После того как он закончил играть, мы сидели в комнате и говорили обо всем на свете. На столике перед нами стояла тарелка со спелыми помидорами. Я упоминаю об этом только потому, что в разрушенном и голодном городе я совершенно забыл, что в мире существуют такие ярко-красные плоды, как помидоры. Поэтому я воспринимал некоторые простые вещи как совершенно новые, иллюзорные и для меня не существовавшие. К ним относилось и распахнутое окно, откуда открывался вид на крыши, конюшни и амбары; пейзаж летней ночи и шелест древесной листвы. Огромный черный жук влетел в комнату и принялся с невероятной силой биться о стены. Некоторое время мы наблюдали за ним, удивляясь, как он выдерживает такие удары. Нам было ясно, что, даже надев стальные шлемы, мы размозжили бы себе головы, если бы вздумали с такой же силой биться о стены.
А потом появилась полная Луна. До этого момента я совсем о ней не думал. Она качалась между двумя тополями, стоявшими на въезде в имение. Мне вдруг пришло в голову, что я очень давно не бывал на Луне. Моей обязанностью было заботиться об одном ее узнике. Не случилось ли с ним чего за время моего отсутствия?

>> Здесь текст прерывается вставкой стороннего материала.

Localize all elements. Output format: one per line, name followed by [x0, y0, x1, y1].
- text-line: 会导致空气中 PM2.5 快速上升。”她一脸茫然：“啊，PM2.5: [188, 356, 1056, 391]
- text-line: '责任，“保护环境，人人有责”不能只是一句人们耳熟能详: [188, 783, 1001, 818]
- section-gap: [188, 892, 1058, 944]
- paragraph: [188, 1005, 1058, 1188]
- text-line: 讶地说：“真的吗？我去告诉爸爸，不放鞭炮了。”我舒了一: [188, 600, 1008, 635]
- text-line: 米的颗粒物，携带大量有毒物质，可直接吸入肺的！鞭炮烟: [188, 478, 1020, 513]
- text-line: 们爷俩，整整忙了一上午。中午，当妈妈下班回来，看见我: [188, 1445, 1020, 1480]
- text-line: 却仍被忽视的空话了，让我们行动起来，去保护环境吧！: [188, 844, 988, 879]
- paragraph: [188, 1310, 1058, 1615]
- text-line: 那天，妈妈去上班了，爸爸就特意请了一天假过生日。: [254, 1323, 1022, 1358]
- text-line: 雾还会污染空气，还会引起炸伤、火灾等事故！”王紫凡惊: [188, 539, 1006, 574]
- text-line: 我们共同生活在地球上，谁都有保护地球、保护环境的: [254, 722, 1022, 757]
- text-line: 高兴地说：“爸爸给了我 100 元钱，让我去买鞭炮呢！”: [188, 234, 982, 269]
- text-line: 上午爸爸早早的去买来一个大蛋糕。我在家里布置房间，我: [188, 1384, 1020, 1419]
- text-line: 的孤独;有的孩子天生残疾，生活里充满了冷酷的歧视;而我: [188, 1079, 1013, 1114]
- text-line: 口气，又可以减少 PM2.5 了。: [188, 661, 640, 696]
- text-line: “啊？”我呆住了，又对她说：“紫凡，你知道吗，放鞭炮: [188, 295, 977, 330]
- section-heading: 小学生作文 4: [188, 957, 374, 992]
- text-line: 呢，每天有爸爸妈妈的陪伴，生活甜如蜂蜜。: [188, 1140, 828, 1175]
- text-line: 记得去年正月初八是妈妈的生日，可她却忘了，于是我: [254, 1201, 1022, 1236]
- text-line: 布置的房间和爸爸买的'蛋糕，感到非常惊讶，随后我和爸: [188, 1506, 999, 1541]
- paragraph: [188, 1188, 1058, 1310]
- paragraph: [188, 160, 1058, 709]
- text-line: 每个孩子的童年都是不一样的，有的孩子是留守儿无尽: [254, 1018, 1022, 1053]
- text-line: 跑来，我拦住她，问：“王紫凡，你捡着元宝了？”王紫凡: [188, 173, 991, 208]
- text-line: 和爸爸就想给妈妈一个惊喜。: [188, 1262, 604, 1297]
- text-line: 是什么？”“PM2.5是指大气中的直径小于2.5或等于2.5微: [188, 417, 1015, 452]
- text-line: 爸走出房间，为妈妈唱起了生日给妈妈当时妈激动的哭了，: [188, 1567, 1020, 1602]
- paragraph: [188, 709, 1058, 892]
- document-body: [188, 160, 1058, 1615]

Я сильно встревожился и решил тотчас, не мешкая ни минуты, пуститься в путь. Бертольду я об этом ничего не сказал. Он в тот момент, как мне кажется, рассказывал мне, что я когда-то говорил, или о том, каким я ему тогда показался. Не успел он закончить, как мне захотелось срочно вернуться на Луну. Я быстро сунул в сумку несколько помидоров, чтобы отнести узнику, и отправился в путь.
Там я встретил Марианну. Известное дело, там иногда встречаешь знакомых, но не могло быть ничего более неожиданного для меня, чем встреча с Марианной.
— Что ты здесь делаешь? — удивленно спросил я.
— А что? Почему я не могу здесь быть?
— Ты же замужем.
— Какое это имеет значение? Мой муж спит. У него был трудный день, а мне пришлось еще похлопотать на кухне. Я вышла во двор, чтобы вытряхнуть золу, и увидела, как светит Луна. Что в этом такого? А ты?
— Смотри-ка, — заговорил я, увиливая от ответа, — у тебя снова такие же кудри, как раньше.
— Уже давно. Волосы мои выпрямились только однажды и ненадолго, когда у меня болели легкие. Ты что-нибудь слышал о Бертольде?
— Я только что от него, — прорвало меня вдруг.
Именно это я бы хотел от нее скрыть. Надо вспомнить, что Марианна и Бертольд когда-то очень сильно любили друг друга. Назвать их отношения по-другому было невозможно. Потом они расстались. И, как это бывает в большинстве случаев, расставание доставило обоим, а в особенности Марианне, много печали. После этого много говорят о взаимной вине. Но те двое, кого это касается, не могут здраво думать о произошедшем, они просто знают, что, наверное, по-другому не могло быть и что это надо понять и принять. Я сам имел к этому отношение, ведь будучи другом влюбленных, я страдал оттого, что ничем не мог им помочь. Можно понять, что мне было очень больно говорить об этом с Марианной.
— Ах! — сказала она, посмотрев на меня. — А как у него дела?